Il nostro calcio, purtroppo, non è stato capace di rinnovarsi, anzi ha inscenato una strana tragicommedia in federazione nazionale e in Lega calcio con il balletto di commissari, presidenti screditati e cordate riparatrici che avrebbero dovuto essere sportive e invece erano soltanto politiche. Ha ripiegato poi su Mancini – commissario tecnico perché il solo disponibile – un altro prodotto senza qualità, che ha collezionato una serie di “malefigure”, risollevate poi da qualche dribbling riuscito nell’ultima partita della Nazionale che ci ha consentito almeno di evitare l’ennesima sconfitta, e i tifosi hanno così dimenticato i peccati del passato, si sono imbevuti di nuovi idoli nonostante la pesante eliminazione anche da quel giro di Coppa europea inventata per arrotondare i mensili delle federazioni.
Però restiamo sereni ed andiamo a Gedda, anche perché Il Presidente della Lega Serie A, Gaetano Micciché, precisa che non è vero che le donne arabe non possono entrare nello stadio, anche se è stato concesso loro di guidare un’automobile solo dallo scorso anno, non possono frequentare le facoltà universitarie – ad esempio la facoltà di ingegneria è assolutamente vietata – le atlete che partecipano ai giochi olimpici sono solo quelle che risiedono all’estero, certamente non in “s.arabia”, e allo stadio, quelle gentili signore possono anche andarci, ma devono sedersi in speciali gabbie dislocate in tribune studiate, come per gli animali di un circo, lontane dai maschi.

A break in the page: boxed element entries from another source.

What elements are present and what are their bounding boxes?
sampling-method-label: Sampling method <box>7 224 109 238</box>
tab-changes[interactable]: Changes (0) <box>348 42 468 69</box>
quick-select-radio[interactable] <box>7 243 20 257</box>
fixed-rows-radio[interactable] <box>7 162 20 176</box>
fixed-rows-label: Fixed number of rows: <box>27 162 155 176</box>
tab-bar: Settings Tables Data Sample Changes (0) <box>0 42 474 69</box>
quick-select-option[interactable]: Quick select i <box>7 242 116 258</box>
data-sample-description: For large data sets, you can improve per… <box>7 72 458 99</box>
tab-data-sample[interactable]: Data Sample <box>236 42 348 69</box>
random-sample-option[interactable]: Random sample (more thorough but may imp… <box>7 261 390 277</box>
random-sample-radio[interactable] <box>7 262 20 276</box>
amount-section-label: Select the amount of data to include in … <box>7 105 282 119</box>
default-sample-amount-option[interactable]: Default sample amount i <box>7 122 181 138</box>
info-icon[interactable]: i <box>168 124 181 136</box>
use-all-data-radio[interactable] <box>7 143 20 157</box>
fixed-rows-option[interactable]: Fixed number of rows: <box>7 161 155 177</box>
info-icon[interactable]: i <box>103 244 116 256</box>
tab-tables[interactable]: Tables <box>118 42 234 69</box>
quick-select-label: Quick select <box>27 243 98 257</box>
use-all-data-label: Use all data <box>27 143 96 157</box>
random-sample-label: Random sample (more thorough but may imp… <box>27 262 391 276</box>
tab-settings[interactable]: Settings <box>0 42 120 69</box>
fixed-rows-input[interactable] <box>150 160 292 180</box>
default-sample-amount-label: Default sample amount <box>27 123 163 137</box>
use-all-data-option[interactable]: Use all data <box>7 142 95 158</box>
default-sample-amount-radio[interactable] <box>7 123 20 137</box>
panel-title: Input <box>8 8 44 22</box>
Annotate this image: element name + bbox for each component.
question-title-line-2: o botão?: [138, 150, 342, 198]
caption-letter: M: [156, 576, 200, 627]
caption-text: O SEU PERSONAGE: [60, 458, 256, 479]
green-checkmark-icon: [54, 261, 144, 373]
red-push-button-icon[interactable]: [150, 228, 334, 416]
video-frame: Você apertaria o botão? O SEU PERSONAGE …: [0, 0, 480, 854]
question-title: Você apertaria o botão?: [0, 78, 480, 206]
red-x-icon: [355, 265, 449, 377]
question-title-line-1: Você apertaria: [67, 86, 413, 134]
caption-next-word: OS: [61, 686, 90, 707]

Ma che dicono le nostre scarpette rosse, le magliette rosse e tutte le rosse che sfilano e manifestano per le violenze sulle donne? Forse nella terra del petrodollaro non esistono le discriminazioni? Scommettiamo che i calciatori, dipinti di rosso in Italia nella giornata della violenza contro le donne (che risate però… fra questi, anche quelli accusati di aggressioni sessuali ma poi accuse ritenute inventate), saranno capaci di giocare quella partita e poi concedere interviste, specialmente agli specialisti di Sky come se fossero a San Siro?
Ma non è vero che “pecunia non olet”. Puzza, eccome. Come la rogna di questo mondo del football: un mondo ormai al tracollo, costretto a magie di bilancio, a giochini sempre più ridicoli, come ad esempio assoldare all’oncia brocchi argentini slavi e polacchi solo per attirare i tifosi, col risultato di non concedere spazio ai ragazzi dei nostri vivai.
Credevamo nello sport come messaggio di solidarietà e di pace, ma ci giochiamo la finale a Gedda, parente prossima di Dubai, rappresentazione del consumismo e dell’ affarismo contemporaneo, un luogo dove si deve andare ad ogni costo per ammirare il deserto recuperato al dollaro, come una volta si portavano i figli a visitare gli Uffizi o la Cappella Sistina.
Resta l’amara constatazione della vittoria dell’inutile, del vago. Invece di approfittare dell’occasione sportiva per superare i reticolati e recarci – palloni e bagagli compresi – in una zona di confine umano, una località disastrata da guerre, da rivolte con gente costretta a fuggire, “viriamo” su Gedda, perdiamo la faccia e ci copriamo di ridicolo e di cinismo.